No, but it helps. Alpha was designed to set up the future of IDW’s TMNT line, with Jason Aaron and Chris Burnham’s “Long Way From Home” serving as a direct prelude to Aaron’s run and Tom Waltz and Gavin Smith’s “Mutant Island” setting up other corners of the line. AIPT described the one-shot as groundwork for the next era. New readers can start with Teenage Mutant Ninja Turtles #1, but Alpha gives the relaunch more emotional and continuity context.
Is the Jason Aaron TMNT run a reboot or a sequel?
It is a relaunch, not a full reboot. When Aaron’s takeover was announced, reporting emphasized that the new series would exist in the current IDW universe rather than replacing it. That makes it a continuation of the prior IDW continuity, but with a new #1 and a reworked status quo meant to welcome new readers.
How many issues did Jason Aaron write?
Aaron’s main run lasted 12 issues. He also wrote the prelude story “Long Way From Home” in Teenage Mutant Ninja Turtles: Alpha #1. AIPT’s 2025 interview with Aaron discusses the completed 12-issue run, and Penguin Random House lists a Deluxe Edition scheduled for October 13, 2026, collecting the first 12 issues and the prelude.

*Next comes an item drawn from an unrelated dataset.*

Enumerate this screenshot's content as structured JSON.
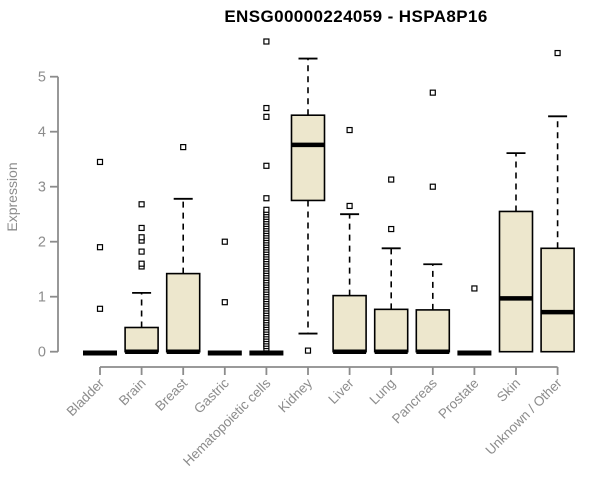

Who took over TMNT after Jason Aaron?
Gene Luen Yang took over as writer with issue #13, joined by artist Freddie E. Williams II. The Beat reported that their run would begin with issue #13 on December 10, 2025.
Do new readers need to read all 150 issues of the original IDW run?
No. The Aaron relaunch was marketed as a new-reader-friendly entry point, and the first trade was described by Penguin Random House as “a perfect jumping-on point for new fans.” Reading the earlier IDW run adds depth, especially around Mutant Town, Jennika, Old Hob, and Splinter, but Aaron’s opening arc is built around clear character situations rather than a full continuity recap.
How many copies did Teenage Mutant Ninja Turtles #1 sell?
Before release, Teenage Mutant Ninja Turtles #1 passed 300,000 orders, according to ICv2. That made the launch one of the major direct-market comic stories of 2024 and signaled unusually strong retailer confidence in IDW’s new TMNT era.